O ano era 1980, janeiro. Eu havia me casado, há pouco tempo, e pela segunda vez. Época de férias, meu marido e eu combinamos passar três semanas em Natal.  Havia um rebuliço na imprensa divulgando a vinda de Frank Sinatra ao Rio de Janeiro. Era sua primeira visita por aqui. Comentava-se que ele até então teria evitado visitar o nosso país porque uma vidente vaticinara que em viagem ao Brasil ele morreria em um desastre aéreo.  Ou isso era uma lenda urbana, ou então os dólares que representava um Maracanã cheio foram mais fortes que a superstição.
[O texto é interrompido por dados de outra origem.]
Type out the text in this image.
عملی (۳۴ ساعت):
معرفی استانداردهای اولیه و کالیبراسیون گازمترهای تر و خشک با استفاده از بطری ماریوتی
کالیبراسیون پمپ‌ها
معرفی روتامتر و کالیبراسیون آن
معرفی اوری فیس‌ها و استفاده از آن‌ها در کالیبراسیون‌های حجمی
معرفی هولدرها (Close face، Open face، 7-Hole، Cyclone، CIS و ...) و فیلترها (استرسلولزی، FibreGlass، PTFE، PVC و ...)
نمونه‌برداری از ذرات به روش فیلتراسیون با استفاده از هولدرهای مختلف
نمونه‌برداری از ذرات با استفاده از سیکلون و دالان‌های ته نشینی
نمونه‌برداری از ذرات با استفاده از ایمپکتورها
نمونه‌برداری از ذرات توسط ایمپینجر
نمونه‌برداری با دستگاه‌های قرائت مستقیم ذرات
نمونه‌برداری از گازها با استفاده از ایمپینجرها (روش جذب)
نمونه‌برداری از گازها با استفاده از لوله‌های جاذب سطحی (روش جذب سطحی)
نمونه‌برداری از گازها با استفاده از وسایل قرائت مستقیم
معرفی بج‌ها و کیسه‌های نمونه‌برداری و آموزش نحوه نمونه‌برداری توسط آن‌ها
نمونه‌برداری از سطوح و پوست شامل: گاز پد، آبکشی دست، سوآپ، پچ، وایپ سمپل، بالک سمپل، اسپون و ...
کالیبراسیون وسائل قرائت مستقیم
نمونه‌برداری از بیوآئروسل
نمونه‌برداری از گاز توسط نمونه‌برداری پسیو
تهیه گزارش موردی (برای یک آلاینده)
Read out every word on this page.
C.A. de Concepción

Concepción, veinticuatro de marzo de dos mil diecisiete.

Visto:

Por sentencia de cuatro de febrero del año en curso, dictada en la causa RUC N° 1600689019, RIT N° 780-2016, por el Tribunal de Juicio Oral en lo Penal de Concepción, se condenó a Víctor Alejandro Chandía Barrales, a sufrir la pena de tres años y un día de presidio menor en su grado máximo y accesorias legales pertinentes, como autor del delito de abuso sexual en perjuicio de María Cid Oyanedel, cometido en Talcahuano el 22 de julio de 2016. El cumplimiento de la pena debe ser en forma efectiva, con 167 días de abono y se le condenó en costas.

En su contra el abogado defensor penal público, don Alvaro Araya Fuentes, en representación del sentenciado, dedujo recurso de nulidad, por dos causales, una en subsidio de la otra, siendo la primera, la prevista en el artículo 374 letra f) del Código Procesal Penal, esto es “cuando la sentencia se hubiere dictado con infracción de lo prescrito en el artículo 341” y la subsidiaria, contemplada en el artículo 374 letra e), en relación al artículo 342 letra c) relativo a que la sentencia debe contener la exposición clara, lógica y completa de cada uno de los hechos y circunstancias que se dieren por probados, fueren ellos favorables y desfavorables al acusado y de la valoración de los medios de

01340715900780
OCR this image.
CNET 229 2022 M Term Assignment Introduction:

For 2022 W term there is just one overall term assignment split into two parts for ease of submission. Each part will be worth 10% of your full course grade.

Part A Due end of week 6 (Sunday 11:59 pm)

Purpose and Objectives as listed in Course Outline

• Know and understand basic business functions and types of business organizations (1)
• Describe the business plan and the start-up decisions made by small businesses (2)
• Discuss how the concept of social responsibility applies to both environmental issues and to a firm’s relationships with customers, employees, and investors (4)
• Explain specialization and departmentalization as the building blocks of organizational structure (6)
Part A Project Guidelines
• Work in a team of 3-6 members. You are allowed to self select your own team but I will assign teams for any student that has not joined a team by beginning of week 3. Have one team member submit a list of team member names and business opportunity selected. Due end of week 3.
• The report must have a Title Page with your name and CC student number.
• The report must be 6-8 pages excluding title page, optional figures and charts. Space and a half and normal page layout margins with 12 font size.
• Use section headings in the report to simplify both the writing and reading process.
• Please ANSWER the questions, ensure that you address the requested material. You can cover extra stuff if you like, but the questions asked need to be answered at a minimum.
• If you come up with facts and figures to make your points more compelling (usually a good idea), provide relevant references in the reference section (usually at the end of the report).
Agenciado pelo Medina, lá veio o Frank Sinatra cantar no Rio de Janeiro, e eu lamentando muito não estar lá. Estava em Natal...

“Pelo menos_  negociei _  “ quero assistir o show pela televisão. “Não posso perder”.

Estávamos hospedados em um hotel tradicional, possivelmente o melhor da cidade àquela época.  Fui apurar se o show do Sinatra seria transmitido ao vivo, via satélite. Na recepção, foram muito honestos. _ “Não, aqui no hotel não vai dar pra ver o show”. Não me lembro  por que, mas não ia dar. Fiquei desolada.

_”Então vamos mudar de hotel”.

_ “Mas este é o melhor, e neste mês não vamos achar hotel na praia”.

Eram palavras sensatas, mas eu não fui sensata. O que eu queria era ver o show de Frank Sinatra no Maracanã. Lá fomos nós procurar outro hotel. Achamos um no centro.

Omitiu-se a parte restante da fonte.